De Centrale Raad van Beroep bevestigde de uitspraak van de rechtbank. De Raad oordeelde dat het Uwv op inzichtelijke wijze had onderbouwd dat appellante in staat was haar eigen arbeid te verrichten. Appellante had niet met medische stukken kunnen aantonen dat zij op de datum in geding, 23 juni 2010, zodanige beperkingen had dat zij niet in staat was om te werken. De Raad wees erop dat de bezwaarverzekeringsarts voldoende overtuigend had aangegeven waarom de door appellante ingebrachte medische informatie niet leidde tot een ander standpunt.
Appellante voerde aan dat haar klachten niet serieus waren genomen en dat er geen individuele beoordeling had plaatsgevonden. De Raad oordeelde echter dat het Uwv de klachten van appellante serieus had genomen en dat er geen aanwijzingen waren voor een onzorgvuldig onderzoek. De in hoger beroep ingebrachte gegevens gaven geen duidelijkheid over de datum 23 juni 2010, en de Raad concludeerde dat er geen aanleiding was om een onafhankelijk deskundige te benoemen.

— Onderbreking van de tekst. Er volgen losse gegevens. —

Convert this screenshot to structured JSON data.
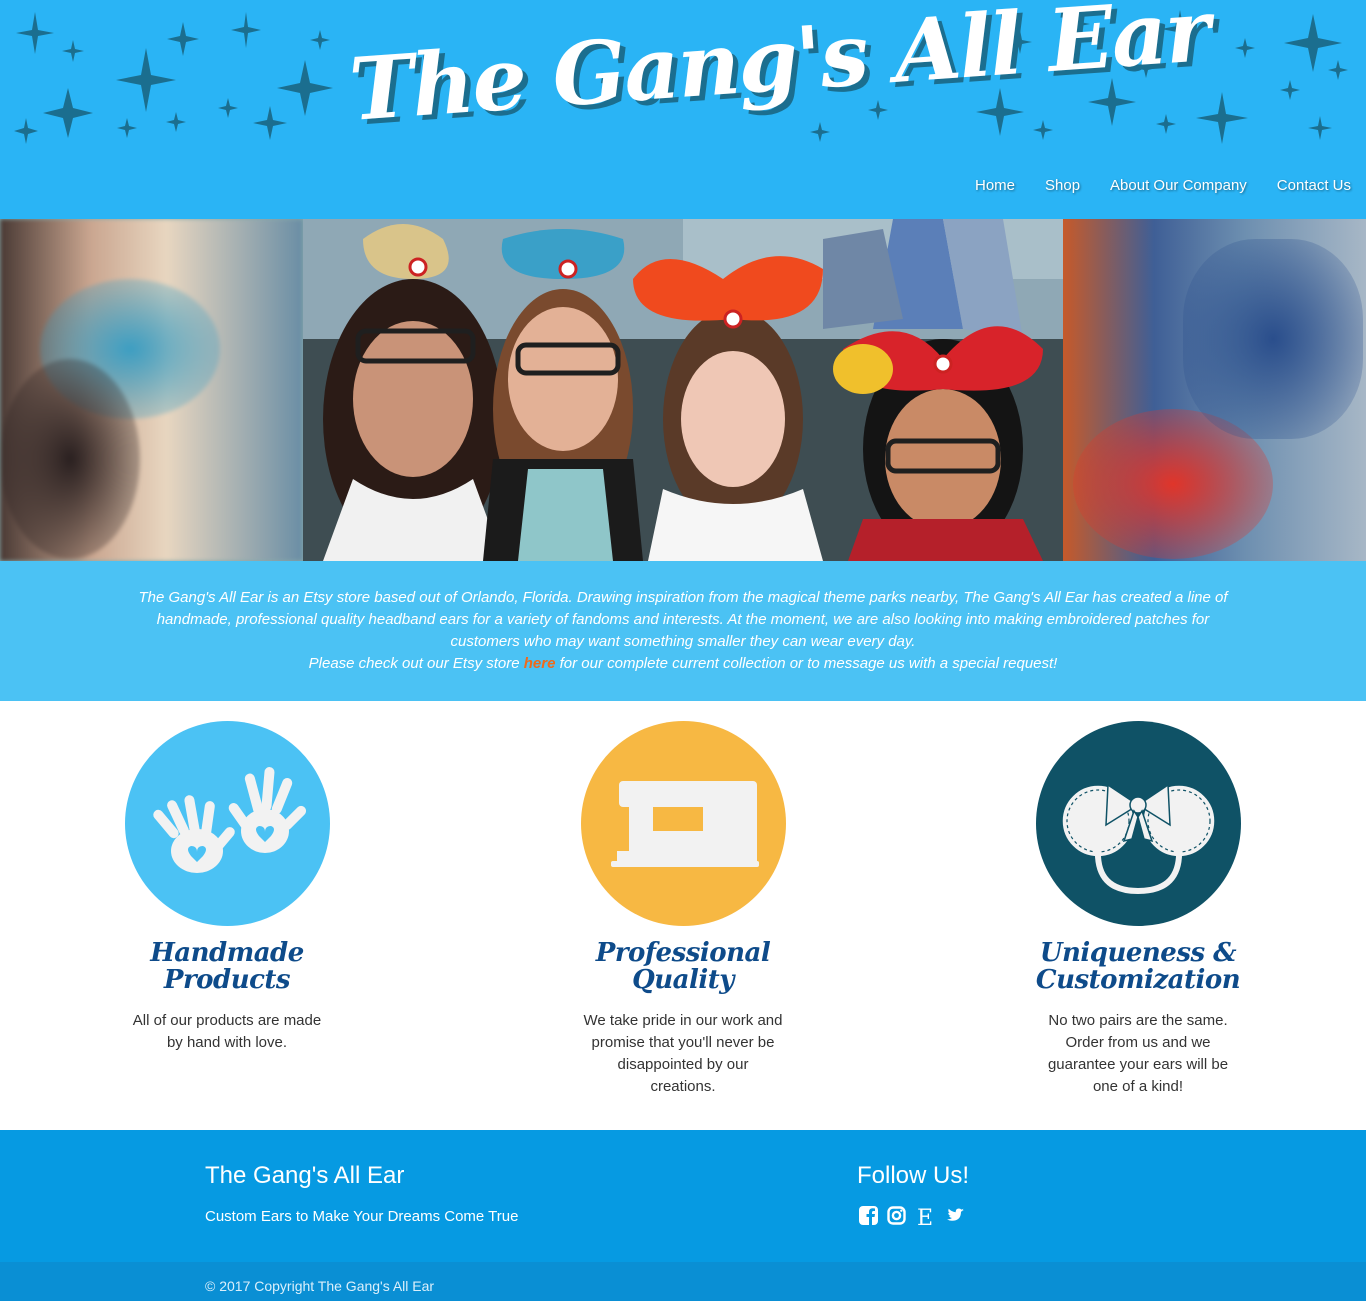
{
  "header": {
    "logo_text": "The Gang's All Ear",
    "background_color": "#2ab4f5",
    "star_color": "#1b6e8f"
  },
  "nav": {
    "items": [
      {
        "label": "Home"
      },
      {
        "label": "Shop"
      },
      {
        "label": "About Our Company"
      },
      {
        "label": "Contact Us"
      }
    ]
  },
  "intro": {
    "text_before": "The Gang's All Ear is an Etsy store based out of Orlando, Florida. Drawing inspiration from the magical theme parks nearby, The Gang's All Ear has created a line of handmade, professional quality headband ears for a variety of fandoms and interests. At the moment, we are also looking into making embroidered patches for customers who may want something smaller they can wear every day.",
    "line2_before": "Please check out our Etsy store ",
    "link_text": "here",
    "line2_after": " for our complete current collection or to message us with a special request!",
    "link_color": "#f06a1a"
  },
  "features": [
    {
      "icon": "handprints-icon",
      "color": "#4bc2f4",
      "title_line1": "Handmade",
      "title_line2": "Products",
      "text": "All of our products are made by hand with love."
    },
    {
      "icon": "sewing-machine-icon",
      "color": "#f7b843",
      "title_line1": "Professional",
      "title_line2": "Quality",
      "text": "We take pride in our work and promise that you'll never be disappointed by our creations."
    },
    {
      "icon": "mouse-ears-bow-icon",
      "color": "#0f5266",
      "title_line1": "Uniqueness &",
      "title_line2": "Customization",
      "text": "No two pairs are the same. Order from us and we guarantee your ears will be one of a kind!"
    }
  ],
  "footer": {
    "title": "The Gang's All Ear",
    "tagline": "Custom Ears to Make Your Dreams Come True",
    "follow_title": "Follow Us!",
    "social_icons": [
      "facebook-icon",
      "instagram-icon",
      "etsy-icon",
      "twitter-icon"
    ],
    "copyright": "© 2017 Copyright The Gang's All Ear"
  }
}
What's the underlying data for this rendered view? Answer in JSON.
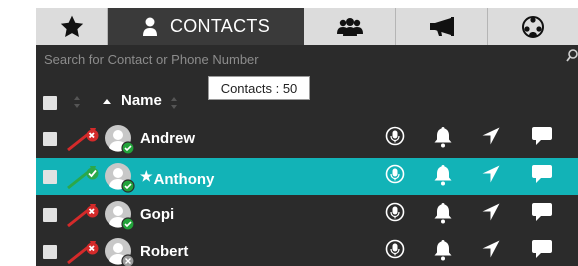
{
  "tabs": [
    {
      "id": "favorites",
      "icon": "star-icon",
      "label": ""
    },
    {
      "id": "contacts",
      "icon": "person-icon",
      "label": "CONTACTS"
    },
    {
      "id": "groups",
      "icon": "group-icon",
      "label": ""
    },
    {
      "id": "broadcast",
      "icon": "megaphone-icon",
      "label": ""
    },
    {
      "id": "conference",
      "icon": "conference-icon",
      "label": ""
    }
  ],
  "search": {
    "placeholder": "Search for Contact or Phone Number"
  },
  "tooltip": {
    "text": "Contacts : 50"
  },
  "header": {
    "name_label": "Name"
  },
  "contacts": [
    {
      "name": "Andrew",
      "status": "missed",
      "presence": "online",
      "starred": false,
      "selected": false
    },
    {
      "name": "Anthony",
      "status": "ok",
      "presence": "online",
      "starred": true,
      "selected": true
    },
    {
      "name": "Gopi",
      "status": "missed",
      "presence": "online",
      "starred": false,
      "selected": false
    },
    {
      "name": "Robert",
      "status": "missed",
      "presence": "offline",
      "starred": false,
      "selected": false
    }
  ],
  "row_actions": [
    "microphone-icon",
    "bell-icon",
    "location-arrow-icon",
    "chat-bubble-icon"
  ],
  "colors": {
    "panel": "#2b2b2b",
    "active_tab": "#3a3a3a",
    "tab": "#dcdcdc",
    "selected_row": "#12b3b7",
    "presence_online": "#22a33a",
    "arrow_missed": "#d42a2a",
    "arrow_ok": "#2ba84a"
  }
}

De uitspraak bevestigde dat het Uwv op goede gronden het recht op ziekengeld van appellante had beëindigd en dat het hoger beroep niet slaagde. Er was geen aanleiding voor een proceskostenveroordeling. De uitspraak werd gedaan door B.M. van Dun, met H.J. Dekker als griffier, en werd openbaar uitgesproken op 20 februari 2013.